‘People Who Eat Darkness’, a Counter-Investigation into a Disappearance

After a young English woman vanished in Tokyo, Richard Lloyd Parry questioned the official version of events and began his own inquiry.

24.02.2022

WordsClémence Leleu

© FSG Originals

In the heart of summer 2000, Lucie Blackman, a young English woman who had not long arrived in Tokyo, disappeared without a trace. Having got into debt, she had been working in a hostess bar in the Roppongi district. Her parents launched a huge campaign to raise awareness to try to find their daughter, but their efforts were in vain.

‘To lose someone in a shopping centre is one thing, but to lose someone in a different continent —you don’t know where to start. You know no one there; it’s a completely different culture. It was the worst place in the world for that to happen’, writes Richard Lloyd Parry, writer and Asia Editor of the Times of London, based in the Japanese capital, in his book People Who Eat Darkness. 

 

Immersed in the abysses of Tokyo

The investigation conducted by the Japanese authorities was universally regarded as slapdash, leaving members of the young woman’s family staring into the abysses of incomprehension. This is precisely what motivated Richard Lloyd Parry to start writing this counter-investigation People Who Eat Darkness, in which, after speaking to the Blackman family and some of Lucie’s friends, the journalist found his way into the darker side of the Japanese capital.
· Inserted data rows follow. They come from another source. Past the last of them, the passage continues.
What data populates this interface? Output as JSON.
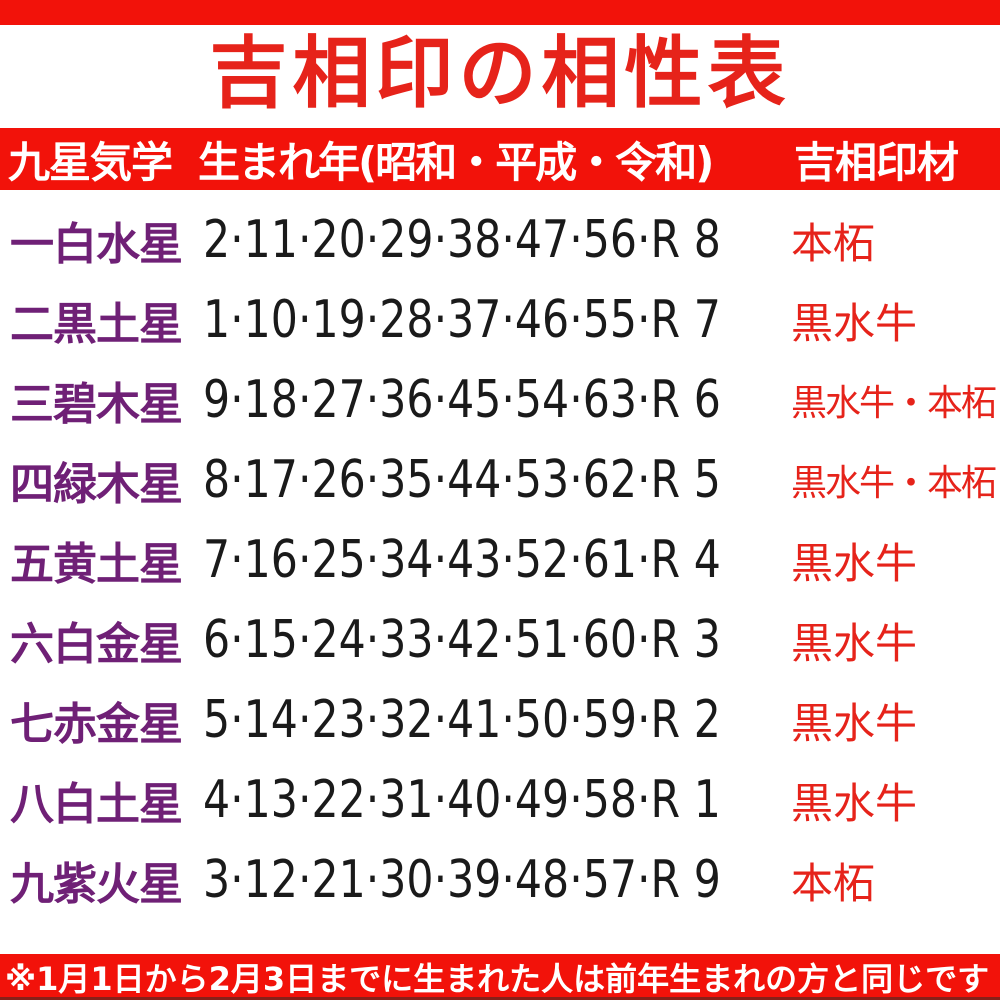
{
  "title": "吉相印の相性表",
  "header": {
    "star": "九星気学",
    "year": "生まれ年(昭和・平成・令和)",
    "material": "吉相印材"
  },
  "chart_data": {
    "type": "table",
    "title": "吉相印の相性表",
    "columns": [
      "九星気学",
      "生まれ年(昭和・平成・令和)",
      "吉相印材"
    ],
    "rows": [
      [
        "一白水星",
        "2·11·20·29·38·47·56·R 8",
        "本柘"
      ],
      [
        "二黒土星",
        "1·10·19·28·37·46·55·R 7",
        "黒水牛"
      ],
      [
        "三碧木星",
        "9·18·27·36·45·54·63·R 6",
        "黒水牛・本柘"
      ],
      [
        "四緑木星",
        "8·17·26·35·44·53·62·R 5",
        "黒水牛・本柘"
      ],
      [
        "五黄土星",
        "7·16·25·34·43·52·61·R 4",
        "黒水牛"
      ],
      [
        "六白金星",
        "6·15·24·33·42·51·60·R 3",
        "黒水牛"
      ],
      [
        "七赤金星",
        "5·14·23·32·41·50·59·R 2",
        "黒水牛"
      ],
      [
        "八白土星",
        "4·13·22·31·40·49·58·R 1",
        "黒水牛"
      ],
      [
        "九紫火星",
        "3·12·21·30·39·48·57·R 9",
        "本柘"
      ]
    ],
    "footnote": "※1月1日から2月3日までに生まれた人は前年生まれの方と同じです"
  },
  "footer": {
    "note": "※1月1日から2月3日までに生まれた人は前年生まれの方と同じです"
  },
  "colors": {
    "bar_red": "#f2120a",
    "text_red": "#e6231a",
    "purple": "#6f2076",
    "number_black": "#1a1a1a"
  }
}
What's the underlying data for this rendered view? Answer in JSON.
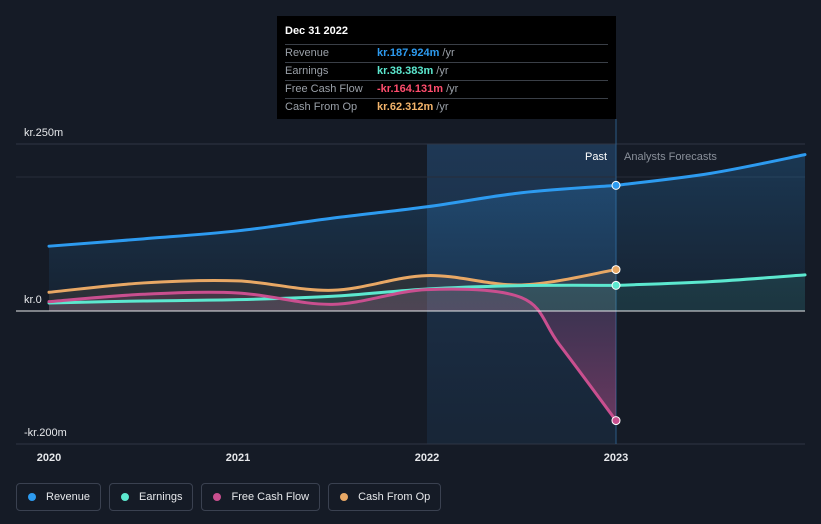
{
  "tooltip": {
    "date": "Dec 31 2022",
    "rows": [
      {
        "name": "Revenue",
        "value": "kr.187.924m",
        "unit": "/yr",
        "color": "#2d9bf0"
      },
      {
        "name": "Earnings",
        "value": "kr.38.383m",
        "unit": "/yr",
        "color": "#5ce8cf"
      },
      {
        "name": "Free Cash Flow",
        "value": "-kr.164.131m",
        "unit": "/yr",
        "color": "#ff4d6d"
      },
      {
        "name": "Cash From Op",
        "value": "kr.62.312m",
        "unit": "/yr",
        "color": "#f3b46b"
      }
    ]
  },
  "regions": {
    "past": "Past",
    "forecast": "Analysts Forecasts"
  },
  "legend": [
    {
      "label": "Revenue",
      "color": "#2d9bf0"
    },
    {
      "label": "Earnings",
      "color": "#5ce8cf"
    },
    {
      "label": "Free Cash Flow",
      "color": "#c94f8f"
    },
    {
      "label": "Cash From Op",
      "color": "#e8a865"
    }
  ],
  "chart_data": {
    "type": "line",
    "y_unit": "kr. m",
    "ylim": [
      -200,
      250
    ],
    "y_ticks": [
      {
        "value": 250,
        "label": "kr.250m"
      },
      {
        "value": 0,
        "label": "kr.0"
      },
      {
        "value": -200,
        "label": "-kr.200m"
      }
    ],
    "xlim": [
      2020.0,
      2024.0
    ],
    "x_ticks": [
      {
        "value": 2020,
        "label": "2020"
      },
      {
        "value": 2021,
        "label": "2021"
      },
      {
        "value": 2022,
        "label": "2022"
      },
      {
        "value": 2023,
        "label": "2023"
      }
    ],
    "highlight_start": 2022.0,
    "past_end": 2023.0,
    "series": [
      {
        "name": "Revenue",
        "color": "#2d9bf0",
        "points": [
          [
            2020.0,
            97
          ],
          [
            2020.5,
            108
          ],
          [
            2021.0,
            120
          ],
          [
            2021.5,
            139
          ],
          [
            2022.0,
            156
          ],
          [
            2022.5,
            177
          ],
          [
            2023.0,
            188
          ],
          [
            2023.5,
            206
          ],
          [
            2024.0,
            234
          ]
        ]
      },
      {
        "name": "Earnings",
        "color": "#5ce8cf",
        "points": [
          [
            2020.0,
            12
          ],
          [
            2020.5,
            15
          ],
          [
            2021.0,
            17
          ],
          [
            2021.5,
            22
          ],
          [
            2022.0,
            33
          ],
          [
            2022.5,
            38
          ],
          [
            2023.0,
            38.4
          ],
          [
            2023.5,
            44
          ],
          [
            2024.0,
            54
          ]
        ]
      },
      {
        "name": "Free Cash Flow",
        "color": "#c94f8f",
        "points": [
          [
            2020.0,
            14
          ],
          [
            2020.5,
            25
          ],
          [
            2021.0,
            27
          ],
          [
            2021.5,
            10
          ],
          [
            2022.0,
            32
          ],
          [
            2022.5,
            20
          ],
          [
            2022.7,
            -50
          ],
          [
            2023.0,
            -164
          ]
        ]
      },
      {
        "name": "Cash From Op",
        "color": "#e8a865",
        "points": [
          [
            2020.0,
            28
          ],
          [
            2020.5,
            42
          ],
          [
            2021.0,
            45
          ],
          [
            2021.5,
            31
          ],
          [
            2022.0,
            53
          ],
          [
            2022.5,
            39
          ],
          [
            2023.0,
            62
          ]
        ]
      }
    ]
  }
}
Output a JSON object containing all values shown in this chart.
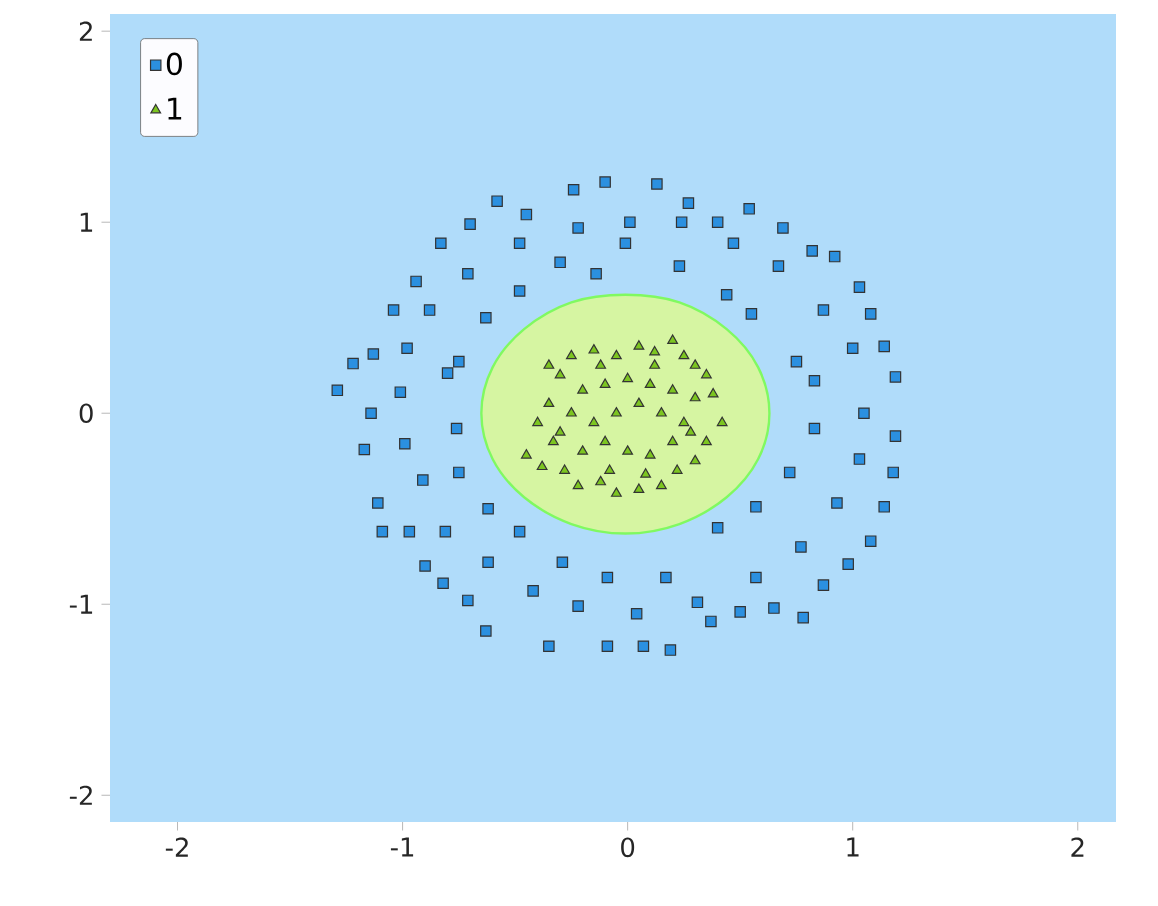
{
  "chart_data": {
    "type": "scatter",
    "xlim": [
      -2.3,
      2.17
    ],
    "ylim": [
      -2.14,
      2.09
    ],
    "xticks": [
      -2,
      -1,
      0,
      1,
      2
    ],
    "yticks": [
      -2,
      -1,
      0,
      1,
      2
    ],
    "legend": "top left",
    "bands": [
      {
        "axis": "x",
        "from": -2.3,
        "to": 2.17,
        "color": "#b0dcfa"
      }
    ],
    "series": [
      {
        "type": "area",
        "color": "#d6f5a2",
        "x": [
          0.63,
          0.58,
          0.44,
          0.23,
          -0.01,
          -0.25,
          -0.46,
          -0.6,
          -0.65,
          -0.6,
          -0.46,
          -0.25,
          -0.01,
          0.23,
          0.44,
          0.58
        ],
        "values": [
          0,
          0.24,
          0.44,
          0.58,
          0.62,
          0.58,
          0.44,
          0.24,
          0,
          -0.24,
          -0.44,
          -0.58,
          -0.63,
          -0.58,
          -0.44,
          -0.24
        ]
      },
      {
        "name": "0",
        "marker": "square",
        "color": "#2b90e0",
        "x": [
          -1.29,
          -1.22,
          -1.17,
          -1.11,
          -1.09,
          -1.14,
          -1.13,
          -1.04,
          -0.94,
          -0.83,
          -0.7,
          -0.58,
          -0.45,
          -0.24,
          -0.1,
          0.13,
          0.27,
          0.4,
          0.54,
          0.69,
          0.82,
          0.92,
          1.03,
          1.08,
          1.14,
          1.19,
          1.19,
          1.14,
          1.08,
          0.98,
          0.87,
          0.78,
          0.65,
          0.5,
          0.37,
          0.19,
          0.07,
          -0.09,
          -0.35,
          -0.63,
          -0.71,
          -0.82,
          -0.9,
          -0.97,
          -0.8,
          -0.76,
          -0.75,
          -0.62,
          -0.48,
          -0.29,
          -0.09,
          0.17,
          0.4,
          0.57,
          0.72,
          0.83,
          0.83,
          0.75,
          0.55,
          0.44,
          0.23,
          -0.01,
          -0.14,
          -0.3,
          -0.48,
          -0.63,
          -0.75,
          -0.98,
          -0.99,
          -0.91,
          -0.81,
          -0.62,
          -0.42,
          -0.22,
          0.04,
          0.31,
          0.57,
          0.77,
          0.93,
          1.03,
          1.05,
          1.0,
          0.87,
          0.67,
          0.47,
          0.24,
          0.01,
          -0.22,
          -0.48,
          -0.71,
          -0.88,
          -1.01,
          1.18
        ],
        "values": [
          0.12,
          0.26,
          -0.19,
          -0.47,
          -0.62,
          0.0,
          0.31,
          0.54,
          0.69,
          0.89,
          0.99,
          1.11,
          1.04,
          1.17,
          1.21,
          1.2,
          1.1,
          1.0,
          1.07,
          0.97,
          0.85,
          0.82,
          0.66,
          0.52,
          0.35,
          0.19,
          -0.12,
          -0.49,
          -0.67,
          -0.79,
          -0.9,
          -1.07,
          -1.02,
          -1.04,
          -1.09,
          -1.24,
          -1.22,
          -1.22,
          -1.22,
          -1.14,
          -0.98,
          -0.89,
          -0.8,
          -0.62,
          0.21,
          -0.08,
          -0.31,
          -0.5,
          -0.62,
          -0.78,
          -0.86,
          -0.86,
          -0.6,
          -0.49,
          -0.31,
          -0.08,
          0.17,
          0.27,
          0.52,
          0.62,
          0.77,
          0.89,
          0.73,
          0.79,
          0.64,
          0.5,
          0.27,
          0.34,
          -0.16,
          -0.35,
          -0.62,
          -0.78,
          -0.93,
          -1.01,
          -1.05,
          -0.99,
          -0.86,
          -0.7,
          -0.47,
          -0.24,
          0.0,
          0.34,
          0.54,
          0.77,
          0.89,
          1.0,
          1.0,
          0.97,
          0.89,
          0.73,
          0.54,
          0.11,
          -0.31
        ]
      },
      {
        "name": "1",
        "marker": "triangle",
        "color": "#7cc520",
        "x": [
          -0.45,
          -0.38,
          -0.33,
          -0.4,
          -0.35,
          -0.3,
          -0.35,
          -0.25,
          -0.15,
          -0.05,
          0.05,
          0.12,
          0.2,
          0.25,
          0.3,
          0.35,
          0.38,
          0.42,
          0.35,
          0.3,
          0.22,
          0.15,
          0.05,
          -0.05,
          -0.12,
          -0.22,
          -0.28,
          -0.2,
          -0.1,
          0.0,
          0.1,
          0.2,
          0.25,
          0.15,
          0.05,
          -0.05,
          -0.15,
          -0.25,
          -0.2,
          -0.1,
          0.0,
          0.1,
          0.2,
          0.3,
          0.28,
          -0.08,
          0.08,
          -0.3,
          0.12,
          -0.12
        ],
        "values": [
          -0.22,
          -0.28,
          -0.15,
          -0.05,
          0.05,
          0.2,
          0.25,
          0.3,
          0.33,
          0.3,
          0.35,
          0.32,
          0.38,
          0.3,
          0.25,
          0.2,
          0.1,
          -0.05,
          -0.15,
          -0.25,
          -0.3,
          -0.38,
          -0.4,
          -0.42,
          -0.36,
          -0.38,
          -0.3,
          -0.2,
          -0.15,
          -0.2,
          -0.22,
          -0.15,
          -0.05,
          0.0,
          0.05,
          0.0,
          -0.05,
          0.0,
          0.12,
          0.15,
          0.18,
          0.15,
          0.12,
          0.08,
          -0.1,
          -0.3,
          -0.32,
          -0.1,
          0.25,
          0.25
        ]
      }
    ]
  }
}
He wandered around the Roppongi district, known for its many hostess bars that often employ young women in unstable situations, frequently illegal immigrants, and tried to understand the workings of the Japanese sex industry, the limits of criminal justice… The journalist was threatened regularly, and also spied on and sued. 

People Who Eat Darkness reveals the darker face of Japan but also of certain protagonists, even civil parties. This counter-investigation could be read like a crime novel if only it was not based on true events. 

 

People Who Eat Darkness (2020), a book by Richard Lloyd Parry published by FSG Originals.